India: Help to build a church in northeast India

The mission station of the Piarist Fathers in Kamda, in the state of Jharkhand in northeast India, is surrounded by dozens of jungle villages. Most of the people living here belong to the ‚disadvantaged‘ ethnic minorities, and only a few of them can read and write. Most of the people manage to eke out a meagre living through basic subsistence agriculture. The children are also obliged to work, from an early age, in order to support their families. However, the Piarist missionaries are also working hard to enable more and more children to attend school and so have the chance for a better future. For the Piarists are above all a teaching order, with a special mission for the integral education of young people and the running of schools, especially for the poor.

But the Fathers are also responsible for the wider pastoral care of the community. At present 484 Catholic families belong to their mission station in Kamda, which is soon to be elevated to the status of a fully independent parish.
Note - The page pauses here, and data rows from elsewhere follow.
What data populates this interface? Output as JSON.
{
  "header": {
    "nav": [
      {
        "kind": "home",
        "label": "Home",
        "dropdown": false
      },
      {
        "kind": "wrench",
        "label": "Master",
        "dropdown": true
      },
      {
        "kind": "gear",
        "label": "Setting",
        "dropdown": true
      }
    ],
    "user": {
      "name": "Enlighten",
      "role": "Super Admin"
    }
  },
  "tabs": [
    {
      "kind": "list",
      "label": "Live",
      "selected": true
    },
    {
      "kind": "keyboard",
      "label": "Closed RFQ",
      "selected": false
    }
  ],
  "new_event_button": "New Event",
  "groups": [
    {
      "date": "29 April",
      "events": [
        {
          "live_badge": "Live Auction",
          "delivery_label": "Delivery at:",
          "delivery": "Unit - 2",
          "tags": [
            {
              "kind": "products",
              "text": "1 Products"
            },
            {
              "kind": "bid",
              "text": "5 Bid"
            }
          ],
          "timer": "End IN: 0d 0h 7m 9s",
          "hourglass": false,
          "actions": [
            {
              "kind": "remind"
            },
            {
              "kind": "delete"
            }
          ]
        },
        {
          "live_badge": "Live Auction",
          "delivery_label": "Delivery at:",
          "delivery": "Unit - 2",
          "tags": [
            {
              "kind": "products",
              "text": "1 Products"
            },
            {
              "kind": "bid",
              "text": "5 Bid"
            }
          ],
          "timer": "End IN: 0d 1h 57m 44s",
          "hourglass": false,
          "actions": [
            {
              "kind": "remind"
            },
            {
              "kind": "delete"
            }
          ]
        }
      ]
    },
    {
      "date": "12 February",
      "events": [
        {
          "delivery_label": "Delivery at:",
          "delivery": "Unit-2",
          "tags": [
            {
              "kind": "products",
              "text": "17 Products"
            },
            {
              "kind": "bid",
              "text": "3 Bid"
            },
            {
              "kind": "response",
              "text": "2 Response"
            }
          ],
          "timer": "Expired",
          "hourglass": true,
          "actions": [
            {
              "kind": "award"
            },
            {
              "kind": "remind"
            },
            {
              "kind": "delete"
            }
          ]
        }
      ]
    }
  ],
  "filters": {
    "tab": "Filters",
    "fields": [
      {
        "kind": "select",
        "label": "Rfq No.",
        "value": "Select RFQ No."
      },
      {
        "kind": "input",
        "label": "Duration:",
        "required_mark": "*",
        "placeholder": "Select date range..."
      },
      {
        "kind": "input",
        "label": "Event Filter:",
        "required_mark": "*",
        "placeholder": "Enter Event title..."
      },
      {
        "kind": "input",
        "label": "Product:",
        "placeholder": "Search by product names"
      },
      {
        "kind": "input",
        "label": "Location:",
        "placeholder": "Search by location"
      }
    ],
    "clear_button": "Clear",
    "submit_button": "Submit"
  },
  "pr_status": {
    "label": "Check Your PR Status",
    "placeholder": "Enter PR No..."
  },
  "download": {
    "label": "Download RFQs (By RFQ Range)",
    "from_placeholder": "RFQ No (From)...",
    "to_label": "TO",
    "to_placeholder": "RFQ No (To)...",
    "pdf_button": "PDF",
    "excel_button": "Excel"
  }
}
The children of the community love to come to the Sunday school, where they can learn more about their faith. But at present the outstation does not have a church of its own. The church in the central parish of Torpa, to which the mission station for now still belongs, is simply too far away. So for now, Holy Mass in Kamda is still celebrated in the open air, next to a shrine of Our Lady. In the meantime the Sunday congregation has grown to around 500 people.

Every Sunday many of them walk anything from 3 to 10 miles (5-15 km) in order to attend Holy Mass. So there is nothing they long for more than a church of their own. But they are far too poor to be able to fund such a project by themselves. And so ACN is proposing to give 25,000 Euros, so that the local Catholic faithful can finally build their very own church.